Habib Ahmad bin Novel: Ulama dan Habaib Nusantara Bangga pada Identitas Keindonesiaan
Senin, 7 Februari 2022 | 22:30 WIB
Di Jakarta dikenal “Tiga Serangkai” habaib, yaitu Habib Ali Kwitang, Habib Ali Bungur (Senen), dan Habib Salim bin Jindan Al-Indunisi Al-Jawi. Semuanya, kata Habib Ahmad, menisbahkan dirinya pada daerah di Indonesia.
Jakarta, NU Online
Salah seorang pengasuh Yayasan Al-Fachriyah, Ciledug, Tangerang, Habib Ahmad bin Novel bin Salim bin Jindan menunjukkan kecintaan ulama Nusantara dan habaib yang ada di Indonesia pada daerah masing-masing. Menurut Habib Ahmad, indentitas keindonesiaan itu ditunjukkan oleh ulama Nusantara dan habaib dengan penisbahan nama daerah di belakang nama mereka pada karya mereka.
Demikian disampaikan Habib Ahmad dalam acara ‘Pekan Memorial Syekh Nawawi Banten’ di The Sultan Hotel dan Residence, Gelora, Tanah Abang, Jakarta Pusat, Senin-Selasa (7-8/2/2022).
Habib Ahmad mencontohkan bagaimana Syekh Nawawi yang sangat terkenal di lingkungan intelektual di Timur Tengah menasabkan dirinya pada daerah Banten.

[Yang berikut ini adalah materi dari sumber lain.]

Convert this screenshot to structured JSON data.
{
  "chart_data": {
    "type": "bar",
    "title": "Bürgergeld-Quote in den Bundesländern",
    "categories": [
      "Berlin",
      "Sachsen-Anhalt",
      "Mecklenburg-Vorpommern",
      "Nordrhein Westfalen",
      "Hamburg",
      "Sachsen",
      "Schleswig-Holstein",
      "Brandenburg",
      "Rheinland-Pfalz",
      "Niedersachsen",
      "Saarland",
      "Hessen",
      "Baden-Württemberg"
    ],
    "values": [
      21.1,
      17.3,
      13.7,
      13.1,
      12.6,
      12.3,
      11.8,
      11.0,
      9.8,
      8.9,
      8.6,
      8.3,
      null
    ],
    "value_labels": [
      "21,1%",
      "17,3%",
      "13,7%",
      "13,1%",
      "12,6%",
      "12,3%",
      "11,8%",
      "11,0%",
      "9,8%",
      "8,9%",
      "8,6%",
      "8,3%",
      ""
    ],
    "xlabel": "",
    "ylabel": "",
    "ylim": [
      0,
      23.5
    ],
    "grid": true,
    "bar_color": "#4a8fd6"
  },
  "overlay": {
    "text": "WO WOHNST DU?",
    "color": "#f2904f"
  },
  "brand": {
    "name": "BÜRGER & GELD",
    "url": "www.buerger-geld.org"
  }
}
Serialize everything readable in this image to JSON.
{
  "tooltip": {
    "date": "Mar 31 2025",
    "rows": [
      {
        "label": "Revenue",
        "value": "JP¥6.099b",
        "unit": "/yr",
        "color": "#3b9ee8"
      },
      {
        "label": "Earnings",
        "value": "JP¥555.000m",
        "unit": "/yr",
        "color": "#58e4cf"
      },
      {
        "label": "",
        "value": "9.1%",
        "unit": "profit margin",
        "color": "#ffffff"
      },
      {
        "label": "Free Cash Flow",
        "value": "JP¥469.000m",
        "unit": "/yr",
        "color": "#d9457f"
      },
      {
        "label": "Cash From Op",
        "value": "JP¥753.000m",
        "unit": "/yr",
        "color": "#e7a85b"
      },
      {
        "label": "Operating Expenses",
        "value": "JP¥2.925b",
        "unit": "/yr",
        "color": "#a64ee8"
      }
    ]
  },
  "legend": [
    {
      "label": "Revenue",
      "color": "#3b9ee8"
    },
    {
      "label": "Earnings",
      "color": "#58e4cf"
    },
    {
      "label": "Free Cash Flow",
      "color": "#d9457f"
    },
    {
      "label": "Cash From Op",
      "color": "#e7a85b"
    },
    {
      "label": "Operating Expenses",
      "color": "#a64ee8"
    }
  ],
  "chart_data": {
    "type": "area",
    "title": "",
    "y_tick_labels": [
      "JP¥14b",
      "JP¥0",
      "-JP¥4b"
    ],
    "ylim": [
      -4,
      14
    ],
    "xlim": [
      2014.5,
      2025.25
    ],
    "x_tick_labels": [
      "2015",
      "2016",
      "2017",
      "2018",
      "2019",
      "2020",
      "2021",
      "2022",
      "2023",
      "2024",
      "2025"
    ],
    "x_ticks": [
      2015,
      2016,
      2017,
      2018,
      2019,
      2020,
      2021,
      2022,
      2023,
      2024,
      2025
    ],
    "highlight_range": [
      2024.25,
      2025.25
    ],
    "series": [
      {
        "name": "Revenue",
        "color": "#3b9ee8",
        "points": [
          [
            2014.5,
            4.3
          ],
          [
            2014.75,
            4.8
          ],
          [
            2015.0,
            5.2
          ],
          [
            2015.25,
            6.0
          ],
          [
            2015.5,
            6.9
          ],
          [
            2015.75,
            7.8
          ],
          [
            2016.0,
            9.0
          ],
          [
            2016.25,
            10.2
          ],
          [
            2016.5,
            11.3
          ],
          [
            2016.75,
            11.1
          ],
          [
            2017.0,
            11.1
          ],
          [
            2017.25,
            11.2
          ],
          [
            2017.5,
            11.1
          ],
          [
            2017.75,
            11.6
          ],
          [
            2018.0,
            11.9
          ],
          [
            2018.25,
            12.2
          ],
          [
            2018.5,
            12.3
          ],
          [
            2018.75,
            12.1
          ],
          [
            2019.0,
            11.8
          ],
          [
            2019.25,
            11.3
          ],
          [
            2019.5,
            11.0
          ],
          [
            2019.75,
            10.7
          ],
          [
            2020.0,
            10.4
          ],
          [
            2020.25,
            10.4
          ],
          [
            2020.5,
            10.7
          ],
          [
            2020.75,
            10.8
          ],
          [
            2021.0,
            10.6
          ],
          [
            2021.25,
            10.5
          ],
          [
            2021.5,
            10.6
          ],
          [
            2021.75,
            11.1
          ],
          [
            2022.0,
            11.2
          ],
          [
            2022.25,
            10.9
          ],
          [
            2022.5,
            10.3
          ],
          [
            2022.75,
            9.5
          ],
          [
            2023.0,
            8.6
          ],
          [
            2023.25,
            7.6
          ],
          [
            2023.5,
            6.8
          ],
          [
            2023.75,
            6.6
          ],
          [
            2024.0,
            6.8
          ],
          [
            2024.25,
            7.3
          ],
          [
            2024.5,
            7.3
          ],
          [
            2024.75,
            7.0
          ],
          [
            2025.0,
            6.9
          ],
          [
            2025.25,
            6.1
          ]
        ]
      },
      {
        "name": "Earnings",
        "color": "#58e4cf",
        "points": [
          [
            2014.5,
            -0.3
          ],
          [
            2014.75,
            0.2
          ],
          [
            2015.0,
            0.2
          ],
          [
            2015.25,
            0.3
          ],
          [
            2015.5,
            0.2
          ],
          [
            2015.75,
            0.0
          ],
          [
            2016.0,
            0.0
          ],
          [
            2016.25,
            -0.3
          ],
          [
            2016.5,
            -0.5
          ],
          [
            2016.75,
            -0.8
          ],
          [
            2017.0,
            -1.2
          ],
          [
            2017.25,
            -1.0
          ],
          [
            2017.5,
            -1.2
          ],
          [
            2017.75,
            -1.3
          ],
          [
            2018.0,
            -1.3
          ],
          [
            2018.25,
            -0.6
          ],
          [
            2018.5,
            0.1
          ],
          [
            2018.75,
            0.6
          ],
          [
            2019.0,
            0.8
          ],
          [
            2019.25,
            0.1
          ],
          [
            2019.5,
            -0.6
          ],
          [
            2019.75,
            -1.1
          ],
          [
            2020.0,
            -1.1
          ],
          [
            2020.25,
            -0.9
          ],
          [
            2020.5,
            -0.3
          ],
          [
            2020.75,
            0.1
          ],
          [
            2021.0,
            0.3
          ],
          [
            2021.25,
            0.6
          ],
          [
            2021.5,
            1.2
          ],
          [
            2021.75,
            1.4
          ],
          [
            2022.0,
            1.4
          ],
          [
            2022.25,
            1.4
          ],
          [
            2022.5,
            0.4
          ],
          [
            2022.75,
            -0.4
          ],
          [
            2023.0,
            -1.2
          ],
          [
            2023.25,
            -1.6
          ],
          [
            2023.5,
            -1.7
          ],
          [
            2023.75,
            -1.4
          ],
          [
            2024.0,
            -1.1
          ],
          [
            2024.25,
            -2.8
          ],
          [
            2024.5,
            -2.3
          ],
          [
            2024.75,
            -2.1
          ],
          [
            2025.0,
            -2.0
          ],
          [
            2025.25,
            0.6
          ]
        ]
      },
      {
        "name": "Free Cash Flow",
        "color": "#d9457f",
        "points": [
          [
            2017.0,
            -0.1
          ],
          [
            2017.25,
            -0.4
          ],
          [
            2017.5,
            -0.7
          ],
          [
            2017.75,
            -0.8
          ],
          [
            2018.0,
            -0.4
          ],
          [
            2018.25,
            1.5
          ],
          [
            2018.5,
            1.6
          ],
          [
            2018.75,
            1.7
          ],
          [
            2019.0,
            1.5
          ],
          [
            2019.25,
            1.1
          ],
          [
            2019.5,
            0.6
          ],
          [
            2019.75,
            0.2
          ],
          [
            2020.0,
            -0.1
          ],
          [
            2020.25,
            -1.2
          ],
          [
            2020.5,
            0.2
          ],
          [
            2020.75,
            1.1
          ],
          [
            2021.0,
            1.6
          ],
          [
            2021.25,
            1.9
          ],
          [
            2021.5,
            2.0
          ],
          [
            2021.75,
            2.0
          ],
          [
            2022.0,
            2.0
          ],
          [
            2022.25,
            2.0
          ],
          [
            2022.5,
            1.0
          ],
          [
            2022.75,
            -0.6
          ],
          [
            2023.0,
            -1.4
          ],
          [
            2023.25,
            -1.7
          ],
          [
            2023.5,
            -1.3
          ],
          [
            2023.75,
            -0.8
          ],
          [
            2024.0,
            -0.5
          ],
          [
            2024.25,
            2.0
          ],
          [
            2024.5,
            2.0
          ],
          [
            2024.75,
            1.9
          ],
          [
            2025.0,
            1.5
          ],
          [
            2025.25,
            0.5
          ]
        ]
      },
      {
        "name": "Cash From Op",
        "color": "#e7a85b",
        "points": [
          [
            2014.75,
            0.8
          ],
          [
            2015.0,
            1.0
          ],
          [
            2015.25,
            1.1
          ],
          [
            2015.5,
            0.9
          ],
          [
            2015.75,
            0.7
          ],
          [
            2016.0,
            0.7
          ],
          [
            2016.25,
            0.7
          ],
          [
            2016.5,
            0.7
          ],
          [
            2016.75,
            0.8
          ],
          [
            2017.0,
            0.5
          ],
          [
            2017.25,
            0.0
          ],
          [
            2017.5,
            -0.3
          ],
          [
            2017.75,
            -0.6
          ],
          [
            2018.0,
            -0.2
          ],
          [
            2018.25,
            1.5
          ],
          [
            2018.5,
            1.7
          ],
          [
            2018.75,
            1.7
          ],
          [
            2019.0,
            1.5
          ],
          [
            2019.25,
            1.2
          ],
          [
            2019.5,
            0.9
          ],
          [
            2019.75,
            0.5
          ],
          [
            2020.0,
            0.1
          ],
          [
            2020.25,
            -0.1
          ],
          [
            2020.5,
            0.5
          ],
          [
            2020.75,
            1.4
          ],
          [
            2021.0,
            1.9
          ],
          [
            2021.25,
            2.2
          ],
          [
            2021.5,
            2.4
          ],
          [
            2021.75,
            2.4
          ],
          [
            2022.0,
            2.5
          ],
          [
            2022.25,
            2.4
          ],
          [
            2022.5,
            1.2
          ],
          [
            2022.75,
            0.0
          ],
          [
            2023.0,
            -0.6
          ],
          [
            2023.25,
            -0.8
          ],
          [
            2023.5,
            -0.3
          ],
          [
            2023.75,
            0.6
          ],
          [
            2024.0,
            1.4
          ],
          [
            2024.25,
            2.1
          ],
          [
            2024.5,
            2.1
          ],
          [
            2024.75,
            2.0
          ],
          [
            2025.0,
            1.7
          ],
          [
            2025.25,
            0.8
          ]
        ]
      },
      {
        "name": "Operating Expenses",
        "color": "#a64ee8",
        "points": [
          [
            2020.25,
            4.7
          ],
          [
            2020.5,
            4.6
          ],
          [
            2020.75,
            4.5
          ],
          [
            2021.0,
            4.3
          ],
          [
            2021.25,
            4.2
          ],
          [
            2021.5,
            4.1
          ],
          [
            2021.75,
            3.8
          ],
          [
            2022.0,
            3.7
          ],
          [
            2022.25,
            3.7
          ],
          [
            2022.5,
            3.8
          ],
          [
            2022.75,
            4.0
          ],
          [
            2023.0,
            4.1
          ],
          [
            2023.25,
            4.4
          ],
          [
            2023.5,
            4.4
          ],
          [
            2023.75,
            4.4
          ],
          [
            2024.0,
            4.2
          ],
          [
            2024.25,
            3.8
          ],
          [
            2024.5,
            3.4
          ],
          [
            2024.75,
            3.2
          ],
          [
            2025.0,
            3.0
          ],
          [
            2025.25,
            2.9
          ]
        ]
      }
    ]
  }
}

Demikian juga dengan Syekh Yasin bin Isa yang menasabkan dirinya pada Padang sebagai daerah asalnya.
“Identitas keulamaan Syekh Nawawi Al-Bantani (Banten) dan ulama Indonesia setenar dan sepopuler apapun, nisbah kepada Indonesianya tidak dapat dilepaskan. Syekh Yasin bin Isa Al-Fadani (Padang). Habib Salim bin Jindan selalu mencantumkan namanya dengan nasab Al-Indunisi Al-Jawi (Indonesia, Nusantara),” kata Habib Ahmad.
Habib Ahmad juga menunjukkan contoh lain di kalangan habaib. Di Jakarta dikenal “Tiga Serangkai” habaib, yaitu Habib Ali Kwitang, Habib Ali Bungur (Senen), dan Habib Salim bin Jindan Al-Indunisi Al-Jawi. Semuanya, kata Habib Ahmad, menisbahkan dirinya pada daerah di Indonesia.
“3 Serangkai di Jakarta terkenal, Habib Ali Bungur, Habib Ali Kwitang, Habib Salim bin Jindan Al-Indunisi Al-Jawi. Mereka orang yang terikat dengan keindonesiaan. Mereka bangga dengan identitas keindonesiaannya,” kata Habib Ahmad.
Ia menambahkan, biasanya orang yang memiliki banyak ilmu cenderung menjadi lupa daratan. Yang menarik dari masyarakat Indonesia adalah keilmuan yang dalam dengan akhlak terpuji, ramah, rendah hati, dan kasih sayang.
Ia mengatakan, kekayaan identitas seperti ini harus dijaga. Hubungan ulama Nusantara dan Timur Tengah sudah hadir sejak dulu. Sunan Gunung jati dan Syekh Abu Zakariya Al-Anshari berhubungan. Demikian juga Habib Abdullah bin Alwi Al-Haddad yang bertemu dengan Syekh Yusuf Al-Maqassari.
“Kekayaan masyarakat Indonesia adalah ilmu pengetahuan agama. Kita memiliki kekayaan khazanah. Pengaruhnya tidak hanya di Makkah tempat Syekh Nawawi mukim, tapi manfaatnya sampai pada masyarakat Indonesia dan juga berbagai belahan dunia,” kata Habib Ahmad.
Hadir sebagai narasumber dalam peluncuran biografi ini A'wan PBNU Nyai Hj Badriyah Fayumi, Habib Ahmad bin Novel bin Jindan, dan peneliti kajian Nusantara Ahmad Baso. Biografi Syekh Nawawi Banten ditulis oleh Wakil Ketua Umum PBNU KH Zulfa Mustofa. Forum ini dimoderatori oleh Katib Syuriyah PBNU KH Abdul Moqsith Ghazali dan ditutup dengan doa oleh Katib Aam PBNU KH Said Asrori.